29 de jun de 2009

:: Prima Facie ::

Ela já não sabia como, mas chegara agora aos seus trinta e tal anos: a idade que os adolescentes olham e lhes parece tão distante, inalcançável; a idade que os idosos olham e lhes parece tão jovem, a idade onde ela ainda não sabia quem era, mas quando sentia que sua vida provavelmente deveria ter sido outra, quando sentia que deveria estar em outro lugar, fazendo outras coisas, conhecendo outras pessoas, tentando resolver situações que, estando onde está, nem sequer sabe que existem.

E, então, sem saber o que dizer ou sem que os outros pudessem ler os sentimentos em seus olhos, fechou-se, sorrindo seu melhor sorriso: aquele capaz de fazer todos pensarem que dentro de si havia apenas cores e música, aquele capaz de despistar o mais atento dos amigos, aquele que não admite outra resposta, além de outro sorriso, de quem o vê.

Assim, quando lhe trazem bolo e champagne, sorri impiedosamente, enfurecidamente, enquanto um DJ badalado exibe-se, perdido entre a batida e sua performance, ensurdecendo os pensamentos à sua volta.

Chegam pessoas que ela mal sabe quem são, mas que convinha convidar, e chegam aquelas que foram convidadas porque as primeiras foram e, alguém disse, não havia como chamar umas sem chamar as outras.
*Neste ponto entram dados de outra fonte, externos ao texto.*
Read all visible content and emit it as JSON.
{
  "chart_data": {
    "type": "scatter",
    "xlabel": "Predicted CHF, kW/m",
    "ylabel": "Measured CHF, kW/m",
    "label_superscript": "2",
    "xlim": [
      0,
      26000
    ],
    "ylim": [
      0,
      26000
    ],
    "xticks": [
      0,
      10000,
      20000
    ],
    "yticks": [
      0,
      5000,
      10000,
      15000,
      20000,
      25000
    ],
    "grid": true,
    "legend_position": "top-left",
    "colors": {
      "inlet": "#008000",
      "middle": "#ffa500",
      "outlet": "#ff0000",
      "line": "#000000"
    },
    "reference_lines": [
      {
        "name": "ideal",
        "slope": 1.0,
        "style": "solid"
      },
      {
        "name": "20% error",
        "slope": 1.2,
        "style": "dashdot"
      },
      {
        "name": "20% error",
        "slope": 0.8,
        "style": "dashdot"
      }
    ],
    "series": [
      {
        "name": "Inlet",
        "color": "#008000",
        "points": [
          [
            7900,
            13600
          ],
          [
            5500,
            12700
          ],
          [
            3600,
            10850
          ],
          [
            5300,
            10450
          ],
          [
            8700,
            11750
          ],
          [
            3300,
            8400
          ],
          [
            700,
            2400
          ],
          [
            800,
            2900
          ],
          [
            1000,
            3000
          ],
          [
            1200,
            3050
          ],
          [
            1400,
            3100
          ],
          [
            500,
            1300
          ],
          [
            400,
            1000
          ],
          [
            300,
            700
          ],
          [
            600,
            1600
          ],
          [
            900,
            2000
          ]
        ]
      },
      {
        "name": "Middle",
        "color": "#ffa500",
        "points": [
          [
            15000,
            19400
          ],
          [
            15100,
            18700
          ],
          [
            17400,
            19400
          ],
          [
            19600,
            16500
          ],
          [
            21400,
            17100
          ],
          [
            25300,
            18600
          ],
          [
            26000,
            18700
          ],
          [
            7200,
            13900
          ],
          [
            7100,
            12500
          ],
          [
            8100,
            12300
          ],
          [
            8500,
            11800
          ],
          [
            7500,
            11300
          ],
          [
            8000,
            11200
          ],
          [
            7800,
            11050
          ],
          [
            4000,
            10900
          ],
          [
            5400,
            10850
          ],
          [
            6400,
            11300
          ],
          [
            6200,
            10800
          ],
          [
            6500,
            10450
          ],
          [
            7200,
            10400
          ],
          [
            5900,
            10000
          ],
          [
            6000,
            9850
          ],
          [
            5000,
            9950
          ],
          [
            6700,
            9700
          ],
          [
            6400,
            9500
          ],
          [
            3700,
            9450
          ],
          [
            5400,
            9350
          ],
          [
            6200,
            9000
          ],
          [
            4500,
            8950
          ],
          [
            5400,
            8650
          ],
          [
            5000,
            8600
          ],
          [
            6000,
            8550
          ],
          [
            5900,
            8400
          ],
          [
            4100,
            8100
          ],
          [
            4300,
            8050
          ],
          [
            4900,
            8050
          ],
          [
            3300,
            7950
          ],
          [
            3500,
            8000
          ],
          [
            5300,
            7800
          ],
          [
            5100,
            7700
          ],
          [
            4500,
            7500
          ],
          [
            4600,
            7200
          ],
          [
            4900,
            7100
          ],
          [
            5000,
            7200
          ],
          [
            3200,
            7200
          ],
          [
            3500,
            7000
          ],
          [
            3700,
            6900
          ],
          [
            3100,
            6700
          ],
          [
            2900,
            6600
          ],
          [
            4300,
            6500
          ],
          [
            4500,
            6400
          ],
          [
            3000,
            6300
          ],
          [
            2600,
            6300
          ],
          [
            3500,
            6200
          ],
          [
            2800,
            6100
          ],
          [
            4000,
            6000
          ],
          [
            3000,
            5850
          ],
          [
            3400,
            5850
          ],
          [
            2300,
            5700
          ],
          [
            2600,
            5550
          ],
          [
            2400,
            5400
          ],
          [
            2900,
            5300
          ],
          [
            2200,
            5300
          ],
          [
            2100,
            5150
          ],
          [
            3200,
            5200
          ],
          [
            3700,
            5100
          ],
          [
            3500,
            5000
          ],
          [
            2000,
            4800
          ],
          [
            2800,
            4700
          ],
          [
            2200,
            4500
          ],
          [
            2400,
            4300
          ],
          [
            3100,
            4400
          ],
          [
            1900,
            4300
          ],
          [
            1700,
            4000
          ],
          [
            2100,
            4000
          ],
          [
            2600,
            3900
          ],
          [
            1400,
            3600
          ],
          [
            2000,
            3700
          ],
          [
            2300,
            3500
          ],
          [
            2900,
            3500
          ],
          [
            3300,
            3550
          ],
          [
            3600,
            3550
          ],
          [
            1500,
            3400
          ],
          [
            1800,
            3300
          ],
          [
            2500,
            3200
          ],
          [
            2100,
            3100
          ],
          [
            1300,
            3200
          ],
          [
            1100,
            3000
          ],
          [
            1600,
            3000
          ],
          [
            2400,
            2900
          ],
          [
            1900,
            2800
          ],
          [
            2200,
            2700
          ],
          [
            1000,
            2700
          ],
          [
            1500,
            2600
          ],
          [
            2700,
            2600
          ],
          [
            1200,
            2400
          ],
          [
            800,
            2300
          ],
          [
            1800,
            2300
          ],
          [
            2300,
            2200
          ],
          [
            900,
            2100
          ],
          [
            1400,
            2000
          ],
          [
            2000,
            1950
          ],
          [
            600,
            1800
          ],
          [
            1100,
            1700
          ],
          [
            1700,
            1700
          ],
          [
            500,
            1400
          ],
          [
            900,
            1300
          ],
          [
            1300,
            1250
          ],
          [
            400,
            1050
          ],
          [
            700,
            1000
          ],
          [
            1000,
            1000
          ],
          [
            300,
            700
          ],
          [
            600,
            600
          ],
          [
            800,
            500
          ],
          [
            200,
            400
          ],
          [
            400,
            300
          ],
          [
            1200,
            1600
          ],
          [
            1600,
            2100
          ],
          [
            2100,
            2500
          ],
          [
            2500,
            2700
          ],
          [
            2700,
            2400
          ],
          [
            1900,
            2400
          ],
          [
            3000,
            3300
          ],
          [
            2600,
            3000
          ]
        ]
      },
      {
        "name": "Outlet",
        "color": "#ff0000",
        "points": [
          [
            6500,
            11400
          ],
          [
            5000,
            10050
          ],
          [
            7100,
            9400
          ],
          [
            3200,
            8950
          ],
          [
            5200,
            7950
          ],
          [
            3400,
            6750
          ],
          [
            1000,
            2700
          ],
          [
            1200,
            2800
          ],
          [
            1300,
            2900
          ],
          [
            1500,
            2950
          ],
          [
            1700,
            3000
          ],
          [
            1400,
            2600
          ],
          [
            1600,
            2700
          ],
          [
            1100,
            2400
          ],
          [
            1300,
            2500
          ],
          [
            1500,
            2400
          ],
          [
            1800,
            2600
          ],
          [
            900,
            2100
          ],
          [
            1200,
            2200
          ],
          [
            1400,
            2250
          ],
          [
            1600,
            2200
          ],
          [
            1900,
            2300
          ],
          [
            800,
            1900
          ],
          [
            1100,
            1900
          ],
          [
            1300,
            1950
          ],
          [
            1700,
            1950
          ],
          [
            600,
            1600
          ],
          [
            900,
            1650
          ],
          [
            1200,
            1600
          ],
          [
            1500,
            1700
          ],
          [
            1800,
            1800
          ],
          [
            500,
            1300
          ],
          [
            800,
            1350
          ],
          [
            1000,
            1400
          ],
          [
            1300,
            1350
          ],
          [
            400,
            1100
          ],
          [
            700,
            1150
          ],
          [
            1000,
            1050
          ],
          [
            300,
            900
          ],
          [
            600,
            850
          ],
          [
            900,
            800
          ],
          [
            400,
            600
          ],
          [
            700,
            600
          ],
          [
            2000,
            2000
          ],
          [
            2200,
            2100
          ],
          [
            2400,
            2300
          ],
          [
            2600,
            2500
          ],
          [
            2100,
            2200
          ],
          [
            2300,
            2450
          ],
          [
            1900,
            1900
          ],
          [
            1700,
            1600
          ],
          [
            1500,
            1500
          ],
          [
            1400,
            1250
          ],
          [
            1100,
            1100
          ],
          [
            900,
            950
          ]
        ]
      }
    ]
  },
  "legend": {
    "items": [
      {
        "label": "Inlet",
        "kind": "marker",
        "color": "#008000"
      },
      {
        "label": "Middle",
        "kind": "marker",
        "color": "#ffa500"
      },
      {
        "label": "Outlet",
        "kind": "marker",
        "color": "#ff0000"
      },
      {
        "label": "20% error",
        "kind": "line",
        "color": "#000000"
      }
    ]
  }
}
Ela recebe presentes que ostentam os nomes dos presenteadores, beijinhos à distância, drinks de todos os lados e fumaça anônima, que lhe enche os pulmões e os poros, que lhe agarra a pele, os cabelos e as roupas, com ferocidade e sofreguidão.


E dança, porque é preciso, a música que colocam, porque todos o fazem e dão gritos e vão até o chão, porque a luz pisca num frenesi multicolorido hipnotizante que sufoca qualquer pensamento, que a empurra para um estado que, hoje, ela não sabe qual é, mas que lhe traz secura à garganta, e taquicardia, que lhe faz suar frio na testa e jurar que os rostos daqueles à sua volta transformam-se, à cada segundo, no de outras pessoas, no de outras coisas.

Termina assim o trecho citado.